The initiative represents approximately 10% of HSBC’s projected US$32.6 billion annual expense bill for 2023.
Bloomberg Intelligence analysts suggest that HSBC’s US$19 billion annual wage bill is likely to be a key area for further cost reductions, forming a significant part of the bank’s broader restructuring strategy.
Details of the financial impact, including a one-time charge tied to the restructuring, are expected during the bank’s full-year earnings announcement in February.
Elhedery, who took the helm in September 2022, has already enacted significant changes to HSBC’s leadership and business structure.
The size of the group executive committee has been reduced by about one-third, with plans to cut over 40% of the bank’s top 175 management positions.
High-profile departures include Annabel Spring, former global head of private banking; Celine Herweijer, group sustainability officer; Stephen Moss, head of the Middle East, North Africa, and Turkiye; and Colin Bell, head of European operations.

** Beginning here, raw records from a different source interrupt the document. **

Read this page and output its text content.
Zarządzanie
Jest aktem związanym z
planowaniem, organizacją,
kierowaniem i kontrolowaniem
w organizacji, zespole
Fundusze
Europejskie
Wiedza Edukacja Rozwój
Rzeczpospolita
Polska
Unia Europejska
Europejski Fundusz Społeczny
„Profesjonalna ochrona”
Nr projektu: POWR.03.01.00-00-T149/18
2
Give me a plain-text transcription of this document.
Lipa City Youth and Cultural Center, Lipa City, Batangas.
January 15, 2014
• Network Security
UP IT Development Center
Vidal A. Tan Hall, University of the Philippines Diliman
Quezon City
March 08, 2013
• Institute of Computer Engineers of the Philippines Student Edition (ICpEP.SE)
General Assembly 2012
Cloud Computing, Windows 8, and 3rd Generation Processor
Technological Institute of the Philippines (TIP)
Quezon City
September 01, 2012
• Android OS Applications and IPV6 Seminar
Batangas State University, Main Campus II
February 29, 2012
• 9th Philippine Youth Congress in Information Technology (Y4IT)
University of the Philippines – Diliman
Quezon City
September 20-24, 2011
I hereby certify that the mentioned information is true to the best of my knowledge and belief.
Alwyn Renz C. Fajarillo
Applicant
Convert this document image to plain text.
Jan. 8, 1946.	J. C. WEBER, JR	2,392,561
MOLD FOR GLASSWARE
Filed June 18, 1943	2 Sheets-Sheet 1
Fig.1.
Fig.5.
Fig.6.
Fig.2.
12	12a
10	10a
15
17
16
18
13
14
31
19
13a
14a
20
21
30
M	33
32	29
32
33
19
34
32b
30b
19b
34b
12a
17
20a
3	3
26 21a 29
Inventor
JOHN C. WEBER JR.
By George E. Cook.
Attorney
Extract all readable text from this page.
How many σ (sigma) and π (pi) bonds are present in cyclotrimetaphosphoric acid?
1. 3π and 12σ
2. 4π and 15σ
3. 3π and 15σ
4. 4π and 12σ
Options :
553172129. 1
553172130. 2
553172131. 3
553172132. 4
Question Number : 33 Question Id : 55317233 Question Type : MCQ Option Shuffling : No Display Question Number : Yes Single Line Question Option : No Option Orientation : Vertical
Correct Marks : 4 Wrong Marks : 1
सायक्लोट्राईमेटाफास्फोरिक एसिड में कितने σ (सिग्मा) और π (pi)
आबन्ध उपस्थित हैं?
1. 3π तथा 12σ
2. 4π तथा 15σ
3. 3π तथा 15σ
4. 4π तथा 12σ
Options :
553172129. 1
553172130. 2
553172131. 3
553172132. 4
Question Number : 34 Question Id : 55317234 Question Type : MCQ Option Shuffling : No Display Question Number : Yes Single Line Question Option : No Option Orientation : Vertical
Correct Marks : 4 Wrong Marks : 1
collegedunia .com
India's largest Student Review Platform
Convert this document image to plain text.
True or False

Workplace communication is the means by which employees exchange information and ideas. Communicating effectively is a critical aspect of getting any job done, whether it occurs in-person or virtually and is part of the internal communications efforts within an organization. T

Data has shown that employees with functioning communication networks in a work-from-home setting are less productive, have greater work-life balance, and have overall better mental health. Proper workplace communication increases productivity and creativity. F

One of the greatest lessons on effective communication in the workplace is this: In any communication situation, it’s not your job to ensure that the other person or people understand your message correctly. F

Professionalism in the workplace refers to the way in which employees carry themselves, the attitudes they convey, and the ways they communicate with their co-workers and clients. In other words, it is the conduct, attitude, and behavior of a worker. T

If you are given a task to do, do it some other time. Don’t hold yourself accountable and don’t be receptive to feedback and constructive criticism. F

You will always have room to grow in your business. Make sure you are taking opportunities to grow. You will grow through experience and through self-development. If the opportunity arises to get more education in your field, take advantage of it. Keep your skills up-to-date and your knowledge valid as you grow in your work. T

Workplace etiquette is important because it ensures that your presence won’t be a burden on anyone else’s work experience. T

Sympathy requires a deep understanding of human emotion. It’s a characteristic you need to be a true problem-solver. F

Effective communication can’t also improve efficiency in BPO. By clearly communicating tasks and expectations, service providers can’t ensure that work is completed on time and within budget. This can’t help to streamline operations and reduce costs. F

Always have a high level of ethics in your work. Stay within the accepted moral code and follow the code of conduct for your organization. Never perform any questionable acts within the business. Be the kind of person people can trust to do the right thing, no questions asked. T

Earlier this year, Nuno Matos, former head of wealth and personal banking, left to become CEO of ANZ Group Holdings.
As part of the restructuring, HSBC is consolidating commercial banking into its global banking and markets division, carving out standalone entities for its Hong Kong and UK operations, and launching a new premier banking and wealth management unit.
Elhedery has said the changes aim to provide HSBC with “a clear competitive advantage and the greatest opportunity to grow.”